С того ли хмеля, что был налит в рюмки, или с того, что так, сам по себе, еще до рюмок, разбудоражился у Василисы в крови, ее искристые, смазанные блеском глаза заузились почти в щелочки, верхние веки как бы припухли, приопустились на зрачки, отчего во всем лице ее выступило татарское, что пряталось, не видно было раньше. Такое же проступило и у Ольги, даже еще ясней. Лица сестер, при всей расхожести, являли близкое родство. И еще можно было в них прочитать – сколько понамешано в здешних людях кровей… Русские, казаки, так говорится и так считается, а зря-то оно не прошло – соседство с Азией, до которой рукой подать: только перешагни через реку Урал, и другой этот берег уже зовется Бухарским…
– Вот ты – точно молодая, – сказал Степан Егорыч, помня свой зарок и силясь сдержать в себе, не выдать, как, против его желания, все в нем тянется к Василисе и как люба ему она, омоложенная застольем, откинувшая свою всегдашнюю строгость, с этим своим новым лицом, которое так красит татарский прищур глаз.

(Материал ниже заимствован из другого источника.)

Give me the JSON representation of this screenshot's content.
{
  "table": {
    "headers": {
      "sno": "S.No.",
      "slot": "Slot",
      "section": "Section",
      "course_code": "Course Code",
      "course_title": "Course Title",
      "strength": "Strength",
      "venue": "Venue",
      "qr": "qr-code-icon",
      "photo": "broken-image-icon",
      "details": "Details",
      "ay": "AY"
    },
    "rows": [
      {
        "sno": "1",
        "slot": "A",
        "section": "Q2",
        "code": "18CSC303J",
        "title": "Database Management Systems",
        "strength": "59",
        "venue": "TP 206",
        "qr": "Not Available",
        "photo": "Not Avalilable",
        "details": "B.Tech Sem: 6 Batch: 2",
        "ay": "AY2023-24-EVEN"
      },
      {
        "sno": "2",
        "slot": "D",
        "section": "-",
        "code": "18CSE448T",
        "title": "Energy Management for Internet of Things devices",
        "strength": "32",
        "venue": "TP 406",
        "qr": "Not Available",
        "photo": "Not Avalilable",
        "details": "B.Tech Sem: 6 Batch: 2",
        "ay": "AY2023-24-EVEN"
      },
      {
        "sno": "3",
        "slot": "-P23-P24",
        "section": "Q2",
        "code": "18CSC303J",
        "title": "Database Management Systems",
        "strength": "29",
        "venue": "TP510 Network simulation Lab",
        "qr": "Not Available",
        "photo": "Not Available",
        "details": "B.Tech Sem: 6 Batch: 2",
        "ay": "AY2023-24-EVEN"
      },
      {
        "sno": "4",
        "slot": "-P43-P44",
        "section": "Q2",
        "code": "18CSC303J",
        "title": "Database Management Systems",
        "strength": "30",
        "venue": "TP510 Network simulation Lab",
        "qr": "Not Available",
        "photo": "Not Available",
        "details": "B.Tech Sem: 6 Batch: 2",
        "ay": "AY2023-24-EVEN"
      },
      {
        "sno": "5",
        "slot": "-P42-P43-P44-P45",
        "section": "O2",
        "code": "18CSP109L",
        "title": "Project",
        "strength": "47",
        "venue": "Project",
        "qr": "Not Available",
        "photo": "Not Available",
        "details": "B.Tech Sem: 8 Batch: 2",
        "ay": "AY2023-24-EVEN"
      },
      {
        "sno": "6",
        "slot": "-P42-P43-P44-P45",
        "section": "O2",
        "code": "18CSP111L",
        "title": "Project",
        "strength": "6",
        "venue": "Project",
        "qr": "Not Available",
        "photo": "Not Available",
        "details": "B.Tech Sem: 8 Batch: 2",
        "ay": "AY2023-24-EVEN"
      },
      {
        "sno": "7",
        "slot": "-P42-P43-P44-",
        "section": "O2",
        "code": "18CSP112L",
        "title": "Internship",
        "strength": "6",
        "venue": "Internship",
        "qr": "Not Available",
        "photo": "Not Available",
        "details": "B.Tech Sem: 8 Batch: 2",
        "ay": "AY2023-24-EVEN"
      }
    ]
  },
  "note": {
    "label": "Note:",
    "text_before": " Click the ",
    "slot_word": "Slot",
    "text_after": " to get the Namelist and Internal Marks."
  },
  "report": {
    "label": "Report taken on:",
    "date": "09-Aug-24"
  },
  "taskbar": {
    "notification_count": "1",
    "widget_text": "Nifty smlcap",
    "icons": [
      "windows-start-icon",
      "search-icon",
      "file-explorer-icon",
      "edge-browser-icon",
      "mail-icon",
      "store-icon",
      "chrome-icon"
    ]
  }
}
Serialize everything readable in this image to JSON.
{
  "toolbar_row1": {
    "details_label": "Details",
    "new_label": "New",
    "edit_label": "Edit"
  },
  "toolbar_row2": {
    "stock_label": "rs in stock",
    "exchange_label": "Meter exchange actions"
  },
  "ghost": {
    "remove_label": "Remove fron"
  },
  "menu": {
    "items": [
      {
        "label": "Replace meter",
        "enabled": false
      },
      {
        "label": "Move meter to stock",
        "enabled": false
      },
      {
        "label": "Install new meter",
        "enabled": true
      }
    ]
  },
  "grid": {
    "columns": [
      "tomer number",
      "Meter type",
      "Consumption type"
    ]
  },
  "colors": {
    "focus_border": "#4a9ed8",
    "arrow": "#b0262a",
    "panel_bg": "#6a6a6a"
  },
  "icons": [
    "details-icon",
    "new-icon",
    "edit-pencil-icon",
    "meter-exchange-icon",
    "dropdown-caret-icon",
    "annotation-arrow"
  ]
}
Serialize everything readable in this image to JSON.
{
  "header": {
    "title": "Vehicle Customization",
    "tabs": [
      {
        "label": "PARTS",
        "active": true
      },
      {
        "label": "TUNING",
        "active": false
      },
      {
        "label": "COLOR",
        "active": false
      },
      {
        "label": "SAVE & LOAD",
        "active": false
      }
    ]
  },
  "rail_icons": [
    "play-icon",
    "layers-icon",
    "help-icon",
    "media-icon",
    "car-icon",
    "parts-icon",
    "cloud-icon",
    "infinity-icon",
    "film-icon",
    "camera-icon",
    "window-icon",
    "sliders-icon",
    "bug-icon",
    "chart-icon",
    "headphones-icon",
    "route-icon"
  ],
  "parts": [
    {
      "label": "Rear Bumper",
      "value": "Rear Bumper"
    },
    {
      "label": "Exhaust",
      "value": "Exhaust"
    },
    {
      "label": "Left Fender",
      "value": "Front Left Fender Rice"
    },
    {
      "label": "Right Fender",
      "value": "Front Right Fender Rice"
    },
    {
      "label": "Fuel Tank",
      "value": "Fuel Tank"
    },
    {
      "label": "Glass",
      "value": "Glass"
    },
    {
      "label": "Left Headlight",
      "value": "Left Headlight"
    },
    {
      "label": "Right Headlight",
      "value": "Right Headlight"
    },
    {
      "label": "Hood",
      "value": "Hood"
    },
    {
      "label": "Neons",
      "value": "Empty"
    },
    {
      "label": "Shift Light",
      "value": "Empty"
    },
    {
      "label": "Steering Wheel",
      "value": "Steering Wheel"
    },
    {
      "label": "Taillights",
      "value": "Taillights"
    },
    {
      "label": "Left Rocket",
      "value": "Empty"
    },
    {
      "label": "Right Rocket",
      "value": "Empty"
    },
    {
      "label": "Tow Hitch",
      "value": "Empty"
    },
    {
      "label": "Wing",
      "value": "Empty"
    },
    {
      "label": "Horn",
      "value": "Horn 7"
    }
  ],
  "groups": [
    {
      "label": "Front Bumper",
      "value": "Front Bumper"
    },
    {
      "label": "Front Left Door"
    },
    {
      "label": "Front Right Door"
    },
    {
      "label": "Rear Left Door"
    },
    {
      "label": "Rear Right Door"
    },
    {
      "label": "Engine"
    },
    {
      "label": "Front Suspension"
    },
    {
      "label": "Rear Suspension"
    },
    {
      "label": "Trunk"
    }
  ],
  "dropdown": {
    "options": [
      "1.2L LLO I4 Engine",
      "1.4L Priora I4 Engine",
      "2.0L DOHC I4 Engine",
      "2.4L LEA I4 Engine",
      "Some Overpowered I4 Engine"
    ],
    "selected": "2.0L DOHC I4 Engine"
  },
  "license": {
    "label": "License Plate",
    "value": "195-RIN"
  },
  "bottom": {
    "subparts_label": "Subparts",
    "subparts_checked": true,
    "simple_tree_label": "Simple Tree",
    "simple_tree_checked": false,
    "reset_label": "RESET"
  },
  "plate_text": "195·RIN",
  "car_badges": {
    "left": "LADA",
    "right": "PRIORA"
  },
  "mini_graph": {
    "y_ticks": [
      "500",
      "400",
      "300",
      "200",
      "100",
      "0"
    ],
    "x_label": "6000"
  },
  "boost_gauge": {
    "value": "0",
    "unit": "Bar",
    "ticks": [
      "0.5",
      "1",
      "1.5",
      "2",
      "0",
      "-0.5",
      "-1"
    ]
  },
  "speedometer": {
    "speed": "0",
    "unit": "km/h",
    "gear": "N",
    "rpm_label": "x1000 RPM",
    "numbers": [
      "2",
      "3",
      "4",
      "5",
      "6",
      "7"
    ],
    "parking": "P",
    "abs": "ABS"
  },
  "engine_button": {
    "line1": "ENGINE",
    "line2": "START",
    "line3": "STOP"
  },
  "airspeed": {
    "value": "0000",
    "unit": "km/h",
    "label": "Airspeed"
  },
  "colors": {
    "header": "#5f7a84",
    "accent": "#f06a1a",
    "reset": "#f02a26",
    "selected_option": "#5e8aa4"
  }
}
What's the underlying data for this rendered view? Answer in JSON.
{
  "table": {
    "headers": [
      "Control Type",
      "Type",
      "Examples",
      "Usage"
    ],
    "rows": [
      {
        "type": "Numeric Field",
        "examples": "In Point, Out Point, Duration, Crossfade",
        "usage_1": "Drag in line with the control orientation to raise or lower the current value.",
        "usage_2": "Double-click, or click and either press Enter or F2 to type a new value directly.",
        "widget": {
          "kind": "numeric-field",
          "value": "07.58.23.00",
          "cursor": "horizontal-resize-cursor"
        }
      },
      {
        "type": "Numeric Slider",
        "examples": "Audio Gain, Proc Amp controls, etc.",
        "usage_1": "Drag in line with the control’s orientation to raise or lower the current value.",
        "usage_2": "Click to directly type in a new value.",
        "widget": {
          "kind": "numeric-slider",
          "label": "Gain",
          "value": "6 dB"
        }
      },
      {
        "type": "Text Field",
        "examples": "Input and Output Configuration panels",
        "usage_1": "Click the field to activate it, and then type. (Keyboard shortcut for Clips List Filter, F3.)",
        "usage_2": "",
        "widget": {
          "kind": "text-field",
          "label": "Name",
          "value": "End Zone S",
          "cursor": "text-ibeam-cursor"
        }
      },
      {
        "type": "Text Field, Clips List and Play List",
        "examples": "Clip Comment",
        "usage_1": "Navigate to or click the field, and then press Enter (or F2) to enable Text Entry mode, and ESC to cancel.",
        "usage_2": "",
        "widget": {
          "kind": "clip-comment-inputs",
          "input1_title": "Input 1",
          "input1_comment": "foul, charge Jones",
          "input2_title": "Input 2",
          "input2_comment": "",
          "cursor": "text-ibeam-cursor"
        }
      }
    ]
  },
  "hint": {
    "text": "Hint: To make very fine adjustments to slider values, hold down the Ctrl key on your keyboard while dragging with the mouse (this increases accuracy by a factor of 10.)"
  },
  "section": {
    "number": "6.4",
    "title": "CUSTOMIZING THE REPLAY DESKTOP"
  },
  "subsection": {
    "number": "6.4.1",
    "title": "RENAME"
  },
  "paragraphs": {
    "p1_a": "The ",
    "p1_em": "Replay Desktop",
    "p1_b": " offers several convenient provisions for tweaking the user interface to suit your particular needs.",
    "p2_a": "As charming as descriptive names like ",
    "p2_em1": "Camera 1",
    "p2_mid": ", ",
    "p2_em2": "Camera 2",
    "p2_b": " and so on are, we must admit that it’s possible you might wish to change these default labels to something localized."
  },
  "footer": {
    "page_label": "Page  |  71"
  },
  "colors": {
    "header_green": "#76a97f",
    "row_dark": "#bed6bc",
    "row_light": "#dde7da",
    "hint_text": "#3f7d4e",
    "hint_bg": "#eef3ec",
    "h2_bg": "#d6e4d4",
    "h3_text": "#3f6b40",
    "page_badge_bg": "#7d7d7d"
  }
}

– Что ты, нет… – не гася улыбки, но покачивая отрицательно головой, сказала протяжно Василиса. – Нашел где молодую! У меня уже дочка вон какая! Как бабе за тридцать – так песенке ее конец, отпета…
16
Что ни день – низкое хмурое небо опять сыпало снегом, все глубже хороня Сухачёв-хутор в сугробах. Если же небо прояснялось, открывало во весь купол свою блеклую льдистую синь, тогда с бухарской стороны летел тугой звонкий ветер и жёг с такой лютостью, что ведерко воды, вынутой из колодца, на пути к дому промерзало насквозь. Можно было поверить, что зима вступила в союз с врагом и напрягает свою злую силу, чтобы еще больше навредить на фронте и в тылу.
Один счетовод Андрей Лукич терпел крепкие морозы бодро, даже радовался постоянству низких градусов.
– Правильная зимушка, русская, – неизменно повторял он в конторе, за костяшками счетов. – Мы-то ее перетерпим, не впервой, привычные. Это она немцев костенит, с нашей земли гонит. Старайся, матушка, старайся, чтоб им совсем невтерпеж стало…
С поездки в Камыш-Курлак порядочно еще сменилось дней – слепых от снегопада, ветреных, солнечно-морозных, – прежде чем настал такой, когда Степан Егорыч отер руки паклей, сдвинул с потного лба назад шапку; сердце его толкалось в ребра: можно было приступать к пробному пуску.
Он, может, и не волновался бы так, если бы не было зрителей. Но на мельницу, проезжая мимо, завернул однорукий дунинский возчик почты, как заворачивал каждый день – глянуть, не подошло ли у Степана Егорыча к концу дело, и еще приковыляла бабка Ариша. Утром, по дороге на мельницу, повстречав бабку, Степан Егорыч обмолвился, что сегодня, может, запустит мотор, и бабка Ариша, подслеповатая, горбатенькая, спотыкаясь в глубоком снегу, через час приволокла на мельницу саночки, а на них – пуда полтора зерна в ветхом, заплатанном мешке.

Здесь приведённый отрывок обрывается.